In den Augen von Holz bekommt Gaus auch Helmut Schmidt 1966 dazu, positiv über seine Partei zu sprechen: „Mit seiner Ausgangsfrage und zielstrebiger Nachfrage bewirkte Günter Gaus, dass der Interviewte über die Nachteile der CDU und zuvor über die Vorteile der SPD sprach.“ (S. 50) Die Schlussfolgerung, Günter Gaus habe mit seinen Fragen bewirkt, dass sich der SPD-Politiker Helmut Schmidt positiv über die eigene Partei und negativ über den politischen Gegner äußert, muss man nicht teilen.

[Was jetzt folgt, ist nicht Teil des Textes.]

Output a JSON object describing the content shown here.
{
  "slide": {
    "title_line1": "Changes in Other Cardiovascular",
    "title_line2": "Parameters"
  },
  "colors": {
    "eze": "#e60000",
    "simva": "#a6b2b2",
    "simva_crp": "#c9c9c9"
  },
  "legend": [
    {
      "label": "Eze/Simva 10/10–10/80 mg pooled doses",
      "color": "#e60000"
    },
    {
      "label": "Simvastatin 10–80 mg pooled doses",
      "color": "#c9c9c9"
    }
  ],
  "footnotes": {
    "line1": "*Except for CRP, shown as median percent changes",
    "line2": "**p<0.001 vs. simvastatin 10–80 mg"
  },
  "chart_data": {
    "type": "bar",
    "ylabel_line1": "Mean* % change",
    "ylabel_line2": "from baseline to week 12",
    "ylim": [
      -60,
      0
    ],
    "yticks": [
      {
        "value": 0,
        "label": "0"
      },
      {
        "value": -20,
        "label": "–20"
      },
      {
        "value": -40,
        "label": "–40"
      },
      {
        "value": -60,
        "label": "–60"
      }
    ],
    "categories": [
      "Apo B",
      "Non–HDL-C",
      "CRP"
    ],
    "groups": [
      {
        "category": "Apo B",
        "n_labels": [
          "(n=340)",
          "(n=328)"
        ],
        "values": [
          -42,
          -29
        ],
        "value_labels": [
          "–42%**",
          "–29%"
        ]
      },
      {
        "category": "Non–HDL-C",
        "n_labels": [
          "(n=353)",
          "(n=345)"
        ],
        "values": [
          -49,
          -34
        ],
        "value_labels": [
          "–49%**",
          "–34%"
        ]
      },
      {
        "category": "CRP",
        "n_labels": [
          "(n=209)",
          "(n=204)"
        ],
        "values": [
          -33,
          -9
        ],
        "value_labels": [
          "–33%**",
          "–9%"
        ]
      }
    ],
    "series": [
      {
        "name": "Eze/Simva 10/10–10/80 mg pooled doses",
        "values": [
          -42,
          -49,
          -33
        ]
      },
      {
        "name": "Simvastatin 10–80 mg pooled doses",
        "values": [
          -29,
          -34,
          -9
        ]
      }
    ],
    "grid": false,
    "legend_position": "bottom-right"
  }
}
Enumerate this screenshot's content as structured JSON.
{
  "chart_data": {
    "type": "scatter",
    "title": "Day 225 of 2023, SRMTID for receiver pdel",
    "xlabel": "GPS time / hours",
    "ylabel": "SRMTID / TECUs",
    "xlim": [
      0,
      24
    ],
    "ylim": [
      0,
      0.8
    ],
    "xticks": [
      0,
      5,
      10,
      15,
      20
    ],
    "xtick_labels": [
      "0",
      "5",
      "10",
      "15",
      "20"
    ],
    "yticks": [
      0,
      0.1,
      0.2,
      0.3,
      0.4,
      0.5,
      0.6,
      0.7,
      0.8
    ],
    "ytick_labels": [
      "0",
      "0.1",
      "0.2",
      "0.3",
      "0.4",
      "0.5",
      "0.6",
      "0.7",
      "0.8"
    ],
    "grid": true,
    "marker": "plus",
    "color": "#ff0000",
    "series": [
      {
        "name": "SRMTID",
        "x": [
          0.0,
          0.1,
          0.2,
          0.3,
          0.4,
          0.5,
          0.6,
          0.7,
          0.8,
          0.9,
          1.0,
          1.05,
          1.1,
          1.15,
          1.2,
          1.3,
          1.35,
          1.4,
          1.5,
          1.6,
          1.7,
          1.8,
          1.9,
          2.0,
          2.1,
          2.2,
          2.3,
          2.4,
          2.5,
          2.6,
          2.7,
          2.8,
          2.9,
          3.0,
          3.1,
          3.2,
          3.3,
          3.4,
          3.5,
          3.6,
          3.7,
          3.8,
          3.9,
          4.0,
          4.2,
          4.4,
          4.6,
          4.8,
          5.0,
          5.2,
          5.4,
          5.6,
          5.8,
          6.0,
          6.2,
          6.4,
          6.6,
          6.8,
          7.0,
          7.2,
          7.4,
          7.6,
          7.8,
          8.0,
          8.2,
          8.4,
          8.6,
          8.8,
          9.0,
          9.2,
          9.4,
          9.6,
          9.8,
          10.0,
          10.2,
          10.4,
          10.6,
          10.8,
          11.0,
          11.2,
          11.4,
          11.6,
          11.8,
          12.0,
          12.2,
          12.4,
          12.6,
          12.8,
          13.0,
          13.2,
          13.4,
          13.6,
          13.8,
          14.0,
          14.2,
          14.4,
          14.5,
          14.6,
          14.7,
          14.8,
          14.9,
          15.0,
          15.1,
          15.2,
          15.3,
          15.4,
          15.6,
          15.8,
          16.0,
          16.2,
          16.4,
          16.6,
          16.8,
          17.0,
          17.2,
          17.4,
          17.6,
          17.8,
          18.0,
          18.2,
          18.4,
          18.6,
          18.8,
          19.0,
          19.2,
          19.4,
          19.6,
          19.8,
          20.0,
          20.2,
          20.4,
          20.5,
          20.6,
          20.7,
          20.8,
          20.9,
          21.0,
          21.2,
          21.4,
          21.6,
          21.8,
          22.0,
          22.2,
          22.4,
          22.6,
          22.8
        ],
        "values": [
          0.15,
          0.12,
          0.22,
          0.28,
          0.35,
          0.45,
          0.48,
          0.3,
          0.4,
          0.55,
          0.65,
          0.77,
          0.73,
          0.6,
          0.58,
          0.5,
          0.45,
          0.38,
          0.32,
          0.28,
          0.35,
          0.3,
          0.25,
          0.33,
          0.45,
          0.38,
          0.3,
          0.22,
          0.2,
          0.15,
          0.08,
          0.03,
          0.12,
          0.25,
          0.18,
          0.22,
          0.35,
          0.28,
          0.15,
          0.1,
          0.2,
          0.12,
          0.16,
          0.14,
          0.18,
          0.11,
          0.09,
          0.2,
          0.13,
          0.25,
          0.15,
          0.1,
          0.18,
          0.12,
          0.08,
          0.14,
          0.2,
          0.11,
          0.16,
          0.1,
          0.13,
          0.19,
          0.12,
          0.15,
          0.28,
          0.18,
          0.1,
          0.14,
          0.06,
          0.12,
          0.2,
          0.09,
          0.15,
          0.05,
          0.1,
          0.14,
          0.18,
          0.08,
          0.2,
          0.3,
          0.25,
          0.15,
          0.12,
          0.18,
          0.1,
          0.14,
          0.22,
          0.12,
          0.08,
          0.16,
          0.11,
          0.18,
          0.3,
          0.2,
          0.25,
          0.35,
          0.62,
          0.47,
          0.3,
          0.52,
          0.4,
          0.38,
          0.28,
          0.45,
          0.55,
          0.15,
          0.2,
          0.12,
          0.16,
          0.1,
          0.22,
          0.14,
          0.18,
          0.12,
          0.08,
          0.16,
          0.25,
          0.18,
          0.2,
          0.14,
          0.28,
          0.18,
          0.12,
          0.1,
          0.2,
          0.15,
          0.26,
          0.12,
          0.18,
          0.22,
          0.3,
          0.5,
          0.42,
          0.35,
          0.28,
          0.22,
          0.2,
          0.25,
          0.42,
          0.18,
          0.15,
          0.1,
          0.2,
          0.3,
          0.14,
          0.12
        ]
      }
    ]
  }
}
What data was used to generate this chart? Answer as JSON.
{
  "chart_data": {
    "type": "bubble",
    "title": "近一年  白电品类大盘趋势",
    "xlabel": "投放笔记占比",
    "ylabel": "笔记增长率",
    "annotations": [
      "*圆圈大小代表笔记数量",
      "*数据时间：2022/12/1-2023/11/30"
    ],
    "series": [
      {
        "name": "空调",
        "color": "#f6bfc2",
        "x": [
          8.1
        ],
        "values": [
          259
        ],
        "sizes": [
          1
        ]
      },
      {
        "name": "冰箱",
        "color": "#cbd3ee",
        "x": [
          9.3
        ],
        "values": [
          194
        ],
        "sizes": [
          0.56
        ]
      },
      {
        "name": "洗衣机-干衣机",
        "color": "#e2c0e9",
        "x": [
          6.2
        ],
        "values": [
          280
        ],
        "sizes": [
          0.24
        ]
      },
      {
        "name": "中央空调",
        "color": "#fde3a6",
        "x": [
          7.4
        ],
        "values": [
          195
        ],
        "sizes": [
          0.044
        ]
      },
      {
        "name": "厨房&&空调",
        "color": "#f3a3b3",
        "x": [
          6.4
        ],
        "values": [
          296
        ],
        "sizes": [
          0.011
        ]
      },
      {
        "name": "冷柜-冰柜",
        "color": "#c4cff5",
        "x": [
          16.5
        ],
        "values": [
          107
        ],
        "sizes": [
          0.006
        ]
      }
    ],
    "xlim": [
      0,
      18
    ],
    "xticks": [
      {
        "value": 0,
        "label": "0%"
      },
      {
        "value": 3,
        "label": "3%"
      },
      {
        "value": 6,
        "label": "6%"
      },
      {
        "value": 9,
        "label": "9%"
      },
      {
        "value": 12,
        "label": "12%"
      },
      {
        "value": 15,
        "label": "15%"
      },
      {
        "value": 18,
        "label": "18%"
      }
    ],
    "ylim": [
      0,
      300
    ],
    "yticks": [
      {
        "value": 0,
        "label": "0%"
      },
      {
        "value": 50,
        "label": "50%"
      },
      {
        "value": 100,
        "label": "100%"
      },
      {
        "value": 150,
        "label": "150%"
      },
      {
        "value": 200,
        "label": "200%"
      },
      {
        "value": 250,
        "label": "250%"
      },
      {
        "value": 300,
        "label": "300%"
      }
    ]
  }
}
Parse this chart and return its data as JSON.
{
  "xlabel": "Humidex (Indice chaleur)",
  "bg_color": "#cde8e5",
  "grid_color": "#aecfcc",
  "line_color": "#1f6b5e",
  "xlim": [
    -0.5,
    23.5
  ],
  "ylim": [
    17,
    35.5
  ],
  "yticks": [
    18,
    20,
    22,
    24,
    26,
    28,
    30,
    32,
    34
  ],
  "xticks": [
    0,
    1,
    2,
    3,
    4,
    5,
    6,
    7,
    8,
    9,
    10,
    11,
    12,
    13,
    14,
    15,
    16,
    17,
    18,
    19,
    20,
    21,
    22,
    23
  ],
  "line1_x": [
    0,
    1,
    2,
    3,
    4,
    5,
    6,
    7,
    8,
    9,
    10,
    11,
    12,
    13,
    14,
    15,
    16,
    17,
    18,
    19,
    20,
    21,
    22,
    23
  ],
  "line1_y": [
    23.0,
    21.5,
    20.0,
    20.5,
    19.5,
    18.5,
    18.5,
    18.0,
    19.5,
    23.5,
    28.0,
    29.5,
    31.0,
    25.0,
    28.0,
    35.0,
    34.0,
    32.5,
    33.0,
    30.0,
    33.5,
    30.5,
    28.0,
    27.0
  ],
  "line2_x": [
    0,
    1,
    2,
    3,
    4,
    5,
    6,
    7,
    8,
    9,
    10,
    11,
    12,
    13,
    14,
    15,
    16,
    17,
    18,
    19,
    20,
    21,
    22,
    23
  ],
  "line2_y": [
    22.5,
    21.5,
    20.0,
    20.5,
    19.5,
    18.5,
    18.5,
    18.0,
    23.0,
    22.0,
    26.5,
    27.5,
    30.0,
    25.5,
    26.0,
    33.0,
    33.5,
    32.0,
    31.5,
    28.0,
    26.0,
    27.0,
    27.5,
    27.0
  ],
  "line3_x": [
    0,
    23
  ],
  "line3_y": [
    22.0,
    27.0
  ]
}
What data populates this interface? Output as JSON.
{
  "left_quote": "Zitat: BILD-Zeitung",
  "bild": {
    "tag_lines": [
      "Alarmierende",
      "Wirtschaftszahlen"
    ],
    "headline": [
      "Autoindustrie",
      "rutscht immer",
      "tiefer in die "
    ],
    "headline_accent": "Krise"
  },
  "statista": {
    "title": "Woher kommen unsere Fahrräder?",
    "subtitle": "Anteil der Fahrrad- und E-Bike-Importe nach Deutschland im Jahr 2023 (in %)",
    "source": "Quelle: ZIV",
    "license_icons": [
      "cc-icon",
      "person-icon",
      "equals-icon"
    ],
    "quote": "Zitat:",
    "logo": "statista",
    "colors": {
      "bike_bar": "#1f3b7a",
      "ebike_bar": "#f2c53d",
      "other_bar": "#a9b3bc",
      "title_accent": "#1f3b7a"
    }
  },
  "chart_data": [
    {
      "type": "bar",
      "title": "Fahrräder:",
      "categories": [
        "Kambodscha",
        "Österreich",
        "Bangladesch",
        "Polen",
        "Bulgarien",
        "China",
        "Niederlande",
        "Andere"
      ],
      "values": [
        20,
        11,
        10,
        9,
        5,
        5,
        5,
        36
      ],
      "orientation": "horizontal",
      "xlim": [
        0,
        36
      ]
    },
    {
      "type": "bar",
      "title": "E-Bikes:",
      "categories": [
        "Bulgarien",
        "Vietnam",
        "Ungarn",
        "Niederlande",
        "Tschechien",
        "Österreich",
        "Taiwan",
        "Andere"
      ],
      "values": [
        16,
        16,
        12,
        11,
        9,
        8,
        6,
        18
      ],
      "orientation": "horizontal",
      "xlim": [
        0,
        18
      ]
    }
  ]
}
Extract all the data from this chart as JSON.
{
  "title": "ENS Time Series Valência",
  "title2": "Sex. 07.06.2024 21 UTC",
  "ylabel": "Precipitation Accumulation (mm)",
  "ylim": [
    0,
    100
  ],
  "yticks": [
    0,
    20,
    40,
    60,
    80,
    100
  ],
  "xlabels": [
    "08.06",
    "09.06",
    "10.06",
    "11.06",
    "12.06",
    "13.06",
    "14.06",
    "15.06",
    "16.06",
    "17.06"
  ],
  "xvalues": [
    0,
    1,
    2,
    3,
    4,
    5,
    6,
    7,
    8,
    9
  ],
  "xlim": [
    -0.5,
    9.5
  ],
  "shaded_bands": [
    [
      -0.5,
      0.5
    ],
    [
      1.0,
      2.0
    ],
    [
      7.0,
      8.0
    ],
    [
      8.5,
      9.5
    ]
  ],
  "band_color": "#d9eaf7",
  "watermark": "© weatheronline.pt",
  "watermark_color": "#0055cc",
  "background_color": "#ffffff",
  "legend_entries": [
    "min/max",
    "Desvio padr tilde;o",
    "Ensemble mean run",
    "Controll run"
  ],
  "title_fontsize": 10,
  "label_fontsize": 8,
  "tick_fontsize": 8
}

Man stelle sich heutzutage eine Laudatio für einen Journalist:innenpreis vor, in der Caren Miosga dafür gefeiert wird, dass sie mit ihren Fragen Christian Lindner dazu gebracht habe, die Vorzüge der FDP zu betonen.

Wenn es Gaus darum gegangen ist, die SPD besonders gut und die CDU besonders schlecht aussehen zu lassen, um den Regierungswechsel zu initiieren, dann ist a) die Beweisführung etwas dünn und dann passt das b) nicht zum eingangs über Gaus geäußertem Diktum: „Gaus stellt Vernunft immer vor Gesinnung.“ (S. 1) Und es passt auch nicht zur „45er Generation“, die ja gerade den deutschen Gesinnungsjournalismus überwinden und sich stärker am westlichen Journalismus orientieren wollte, mit seiner klaren Trennung von Information und Meinung sowie seinem Bestreben um Objektivität. Das waren die Markenzeichen des amerikanischen Journalismus vor Fox News, Trump und Twitter, der damals weltweite Strahlkraft besaß.

Holz selbst schreibt, die „Beeinflussung der öffentlichen Meinung – galt es zu überwinden“ (S. 16) und: „Die traditionelle Auffassung, Publizisten hätten die öffentliche Meinung zu beeinflussen, sollte abgelegt werden.“ (S. 17) Hierin liegt der eigentliche Widerspruch in der Gausschen Interviewführung nach Holz, auch wenn er es nicht so klar ausformuliert. Gaus blieb Gesinnungsjournalist. Das Bemühen um Objektivität hörte in der Darstellung von Holz auf, wo die parteipolitische Überzeugung begann. Ob das aus freien Stücken geschah oder weil die Zeitläufte ihn vermeintlich dazu zwang, das bleibt eine spannende Frage für die zukünftige Journalismusgeschichtsforschung, inklusive einer Neuverhandlung der Begriffe Objektivität, Überparteilichkeit, Haltung und Fairness. Holz hat hierfür trotz der geäußerten Kritik einen wichtigen Beitrag geleistet.

Anmerkungen:
1 Vgl. Günter Gaus, Widersprüche. Erinnerungen eines linken Konservativen, München 2004.
2 Christina von Hodenberg, Konsens und Krise. Eine Geschichte der westdeutschen Medienöffentlichkeit 1945–1973, Göttingen 2006.